Self-calibrated optical vector analyzer with a largely extended measurement range based on linearly frequency-modulated waveform and recirculating frequency shifter.

Abstract

We propose and experimentally demonstrate a novel method to realize an optical vector analyzer (OVA) with a largely increased measurement range based on linearly frequency-modulated (LFM) waveform and a recircuiting frequency shifter (RFS) loop. An optical LFM signal is sent into an RFS loop to extend its frequency range by circulating in the loop. At the output of the RFS, the frequency-extended optical LFM signal is launched into a Mach-Zehnder interferometer (MZI1) with the device under test (DUT) incorporated in one arm and a delay line in the other arm. By beating the optical signals from the MZIs at a pair of balanced photodetectors, low-frequency signals are generated, from which the frequency responses of the DUT can be extracted using post-digital signal processing. To eliminate the unwanted influence from the measurement system, another MZI (MZI2) sharing the delay line arm with the MZI1 is used for system self-calibration. Thanks to the largely extended frequency range of the optical LFM signal with the use of the RFS loop, the measurement range of the OVA is highly increased.

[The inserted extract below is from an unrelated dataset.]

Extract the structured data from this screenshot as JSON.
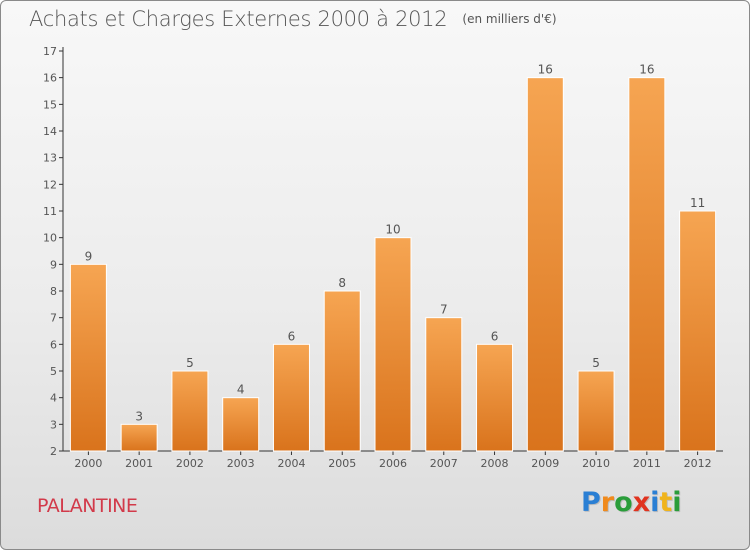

As a proof of the concept, an experiment is performed in which the magnitude and phase responses of a narrow-band fiber ring resonator (FRR) and a hydrogen cyanide (HCN) gas chamber are measured with the proposed OVA. The measurement results show that a measurement range as broad as 418 GHz and a frequency resolution as high as 0.5 MHz are achieved with a measurement time as short as 400 µs. The key advantages of the proposed OVA include a largely extended measurement range, high measurement speed and high resolution.